Astrophotography expeditions are a metaphysical journey
Unfortunately, you won’t see the nebula around this end of the planet. It’s in the southern sky so in order to see it, you’d have to go to somewhere like South Africa.
“I went to a remote area a few hundred kilometers north of Cape Town,” explained Jesionkiewicz. “There was nothing there, except a few animals that would approach the farm where we were staying. It’s becoming more of a phenomenon in Africa to find plaques inscribed with ‘Stargazing’.”
Stargazing tourism has actually become quite an important part of the economy in certain areas.
If you see a signpost saying “Stargazing”, it means the farm owner probably has a small observatory with a retractable roof, a simple telescope, and will offer visitors services to look at the sky.
However, the sky there is so unpolluted and dark that you don’t even need a telescope.
“I knew what was in the image before I pressed the shutter,” explained Jesionkiewicz. “It was entirely intended. There are no ‘accidental decisions’ or serendipitous shots in astrophotography. You have to prepare scrupulously, plan out your sessions, and you have to choose a period when the objects will be as visible and as well-positioned as possible.”
According to the photographer, the higher the stars are in the sky, the better the parameters.

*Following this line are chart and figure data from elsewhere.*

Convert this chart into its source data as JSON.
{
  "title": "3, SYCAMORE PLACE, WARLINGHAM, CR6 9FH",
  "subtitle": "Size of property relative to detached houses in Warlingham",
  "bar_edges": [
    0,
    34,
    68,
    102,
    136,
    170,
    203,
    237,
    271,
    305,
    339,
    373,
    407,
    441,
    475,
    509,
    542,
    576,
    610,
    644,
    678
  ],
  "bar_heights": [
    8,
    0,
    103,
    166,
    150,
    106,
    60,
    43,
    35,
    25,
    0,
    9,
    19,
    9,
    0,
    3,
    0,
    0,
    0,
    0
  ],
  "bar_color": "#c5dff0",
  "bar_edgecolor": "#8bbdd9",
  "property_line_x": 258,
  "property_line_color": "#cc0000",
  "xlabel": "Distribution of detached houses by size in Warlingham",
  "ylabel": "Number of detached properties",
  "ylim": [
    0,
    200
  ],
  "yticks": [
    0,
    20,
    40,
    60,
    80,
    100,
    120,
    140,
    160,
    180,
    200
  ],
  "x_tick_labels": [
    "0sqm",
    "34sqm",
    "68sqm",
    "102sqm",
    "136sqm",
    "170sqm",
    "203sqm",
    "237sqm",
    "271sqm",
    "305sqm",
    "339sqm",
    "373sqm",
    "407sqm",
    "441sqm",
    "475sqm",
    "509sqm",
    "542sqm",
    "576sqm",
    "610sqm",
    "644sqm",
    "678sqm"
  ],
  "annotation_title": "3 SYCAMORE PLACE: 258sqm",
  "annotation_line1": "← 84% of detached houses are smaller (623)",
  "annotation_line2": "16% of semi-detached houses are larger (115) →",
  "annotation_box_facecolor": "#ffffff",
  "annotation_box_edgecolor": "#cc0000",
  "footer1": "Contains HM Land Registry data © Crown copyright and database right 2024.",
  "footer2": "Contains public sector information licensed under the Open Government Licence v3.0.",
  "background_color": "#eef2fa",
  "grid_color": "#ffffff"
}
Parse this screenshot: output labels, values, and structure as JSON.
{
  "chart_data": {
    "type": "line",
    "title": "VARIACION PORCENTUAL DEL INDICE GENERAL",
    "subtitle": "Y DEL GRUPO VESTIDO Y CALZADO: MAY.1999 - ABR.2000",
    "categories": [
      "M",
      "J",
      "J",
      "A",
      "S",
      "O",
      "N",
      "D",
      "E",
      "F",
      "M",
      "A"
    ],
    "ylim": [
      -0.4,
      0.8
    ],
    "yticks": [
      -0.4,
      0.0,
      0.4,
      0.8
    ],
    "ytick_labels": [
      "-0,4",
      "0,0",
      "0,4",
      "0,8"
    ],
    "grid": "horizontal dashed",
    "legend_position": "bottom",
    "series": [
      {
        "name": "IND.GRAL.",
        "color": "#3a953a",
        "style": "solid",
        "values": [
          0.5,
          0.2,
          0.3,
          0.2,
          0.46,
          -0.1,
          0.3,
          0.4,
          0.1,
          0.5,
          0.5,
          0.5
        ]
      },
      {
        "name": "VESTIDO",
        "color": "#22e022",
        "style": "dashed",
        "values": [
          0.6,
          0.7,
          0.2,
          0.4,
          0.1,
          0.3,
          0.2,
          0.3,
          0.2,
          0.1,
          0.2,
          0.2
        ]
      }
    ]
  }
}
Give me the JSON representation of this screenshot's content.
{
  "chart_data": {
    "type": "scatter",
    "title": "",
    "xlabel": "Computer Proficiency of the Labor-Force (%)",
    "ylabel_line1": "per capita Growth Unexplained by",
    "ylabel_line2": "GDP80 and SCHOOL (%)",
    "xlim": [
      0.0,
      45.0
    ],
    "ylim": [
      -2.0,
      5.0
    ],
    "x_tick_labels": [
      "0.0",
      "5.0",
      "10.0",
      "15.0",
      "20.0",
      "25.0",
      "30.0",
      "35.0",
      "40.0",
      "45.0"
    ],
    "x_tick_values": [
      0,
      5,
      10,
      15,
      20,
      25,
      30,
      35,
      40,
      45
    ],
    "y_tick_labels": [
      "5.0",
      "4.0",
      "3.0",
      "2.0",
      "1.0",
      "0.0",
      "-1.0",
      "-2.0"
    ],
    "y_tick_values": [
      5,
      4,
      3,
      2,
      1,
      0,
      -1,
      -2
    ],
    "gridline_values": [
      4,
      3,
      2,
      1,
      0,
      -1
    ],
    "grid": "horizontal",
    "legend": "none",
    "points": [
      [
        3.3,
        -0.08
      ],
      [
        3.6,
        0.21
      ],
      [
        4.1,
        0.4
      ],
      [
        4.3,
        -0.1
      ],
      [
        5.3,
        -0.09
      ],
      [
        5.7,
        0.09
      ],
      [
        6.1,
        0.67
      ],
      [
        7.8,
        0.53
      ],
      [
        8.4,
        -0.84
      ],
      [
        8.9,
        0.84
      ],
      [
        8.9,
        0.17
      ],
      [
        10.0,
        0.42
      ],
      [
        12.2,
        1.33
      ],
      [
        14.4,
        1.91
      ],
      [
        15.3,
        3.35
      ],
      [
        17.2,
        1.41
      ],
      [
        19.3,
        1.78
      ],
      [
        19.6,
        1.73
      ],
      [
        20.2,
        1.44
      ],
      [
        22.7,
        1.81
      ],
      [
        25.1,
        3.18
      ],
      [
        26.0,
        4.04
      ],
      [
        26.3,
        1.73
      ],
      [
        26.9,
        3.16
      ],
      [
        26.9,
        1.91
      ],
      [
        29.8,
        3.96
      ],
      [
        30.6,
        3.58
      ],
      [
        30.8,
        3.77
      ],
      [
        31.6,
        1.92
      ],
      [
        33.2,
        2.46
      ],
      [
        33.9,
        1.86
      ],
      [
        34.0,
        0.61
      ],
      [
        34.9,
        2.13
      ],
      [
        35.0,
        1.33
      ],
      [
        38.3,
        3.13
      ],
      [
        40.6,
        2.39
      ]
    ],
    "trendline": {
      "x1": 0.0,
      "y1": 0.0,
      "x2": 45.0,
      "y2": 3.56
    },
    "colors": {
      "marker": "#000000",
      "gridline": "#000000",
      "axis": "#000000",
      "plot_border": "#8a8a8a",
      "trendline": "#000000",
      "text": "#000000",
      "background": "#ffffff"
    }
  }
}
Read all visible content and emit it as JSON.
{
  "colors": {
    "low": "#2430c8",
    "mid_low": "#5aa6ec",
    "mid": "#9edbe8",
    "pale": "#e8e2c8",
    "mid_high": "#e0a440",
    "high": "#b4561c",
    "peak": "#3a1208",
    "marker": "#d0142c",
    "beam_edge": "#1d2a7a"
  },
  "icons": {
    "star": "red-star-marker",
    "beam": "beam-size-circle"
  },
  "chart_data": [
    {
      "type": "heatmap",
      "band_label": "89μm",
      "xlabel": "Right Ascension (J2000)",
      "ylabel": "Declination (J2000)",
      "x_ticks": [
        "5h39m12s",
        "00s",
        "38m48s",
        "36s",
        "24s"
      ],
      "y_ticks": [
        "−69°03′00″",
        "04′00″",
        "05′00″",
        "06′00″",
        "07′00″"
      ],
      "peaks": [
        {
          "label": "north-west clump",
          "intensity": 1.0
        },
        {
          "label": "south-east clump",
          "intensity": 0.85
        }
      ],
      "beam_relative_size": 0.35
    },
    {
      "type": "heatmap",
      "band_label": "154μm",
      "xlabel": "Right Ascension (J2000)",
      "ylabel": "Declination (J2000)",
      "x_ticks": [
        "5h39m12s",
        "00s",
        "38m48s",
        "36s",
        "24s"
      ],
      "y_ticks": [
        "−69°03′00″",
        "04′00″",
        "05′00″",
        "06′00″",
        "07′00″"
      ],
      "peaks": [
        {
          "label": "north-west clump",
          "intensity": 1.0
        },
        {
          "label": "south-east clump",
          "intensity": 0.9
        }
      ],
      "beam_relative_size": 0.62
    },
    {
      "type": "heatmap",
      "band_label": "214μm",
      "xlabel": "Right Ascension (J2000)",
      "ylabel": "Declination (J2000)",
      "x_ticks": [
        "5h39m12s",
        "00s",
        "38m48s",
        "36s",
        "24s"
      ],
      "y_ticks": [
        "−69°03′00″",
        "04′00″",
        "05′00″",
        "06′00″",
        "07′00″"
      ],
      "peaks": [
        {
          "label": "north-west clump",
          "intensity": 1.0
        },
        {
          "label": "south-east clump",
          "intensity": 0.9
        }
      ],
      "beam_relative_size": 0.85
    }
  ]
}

“The logic is similar to taking a photograph of something at the bottom of a pool, in that the atmosphere is a bit like water,” he explained. “The more narrow the angle you choose, the more clearly you can see what’s happening at the bottom of the pool.”
Likewise, the more direct an object is above you or the higher it is overhead, the better the resolution you’ll get and the less blurred the end image.
If you were to try and capture the same image from a few degrees above the horizon, you’d see no stars; only haze.
You also have to take into account the moon’s phases — you can’t really photograph properly when it’s in the sky. The contrast is dramatically reduced. You really do have to plan a photography session meticulously carefully.
This photograph is actually composed of around 30 “mini-shots” of around 10 minutes each.
When you take a picture during the day with your camera, the shutter speed is probably around one hundredth of a second. As long as you have enough light, that’s enough to get a decent shot. Much less light from space reaches us here on Earth, especially when from objects thousands of light years away.
In order for a photo like “The Creation of The Cosmos” to work, the right number of photons have to fall into the matrix, which is specially cooled. The camera’s matrix isn’t the kind of matrix you’d find in a traditional camera; so few photons reach you, that you have to set up very long exposures, as you wouldn’t be able to register enough in just 10 minutes.
Then there’s also the problem Earth rotating and the relative movement of stars. You have to adjust and correct the equipment, using a special “parallactic head” that tracks the stars’ movement — and then there’s another problem, because at longer focal lengths, even the tiniest movement will create blur. You have to keep the equipment in a perfectly still position for hours.
“For this particular image, the exposure lasted for around six to seven hours,” explained Jesionkiewicz. “Everything is done digitally using a computer, so you don’t have to sit and twiddle around with your settings for seven hours. You can look at the sky, think, read — this kind of trip is, only in part, about photography. To a large extent it’s a metaphysical journey.”
“There’s nothing to stop anyone doing this, really,” said the photographer. “You pack your bags and drive. It’s easy. I work within a budget and I wouldn’t exactly say I rack up unmanageable expenses. To go on an excursion like this in the wilderness of South Africa, you’re looking at around $1,500 for a fortnight or so. Of course, I’m not including photographic equipment in that figure but, as I’ve mentioned, there are already telescopes out there.”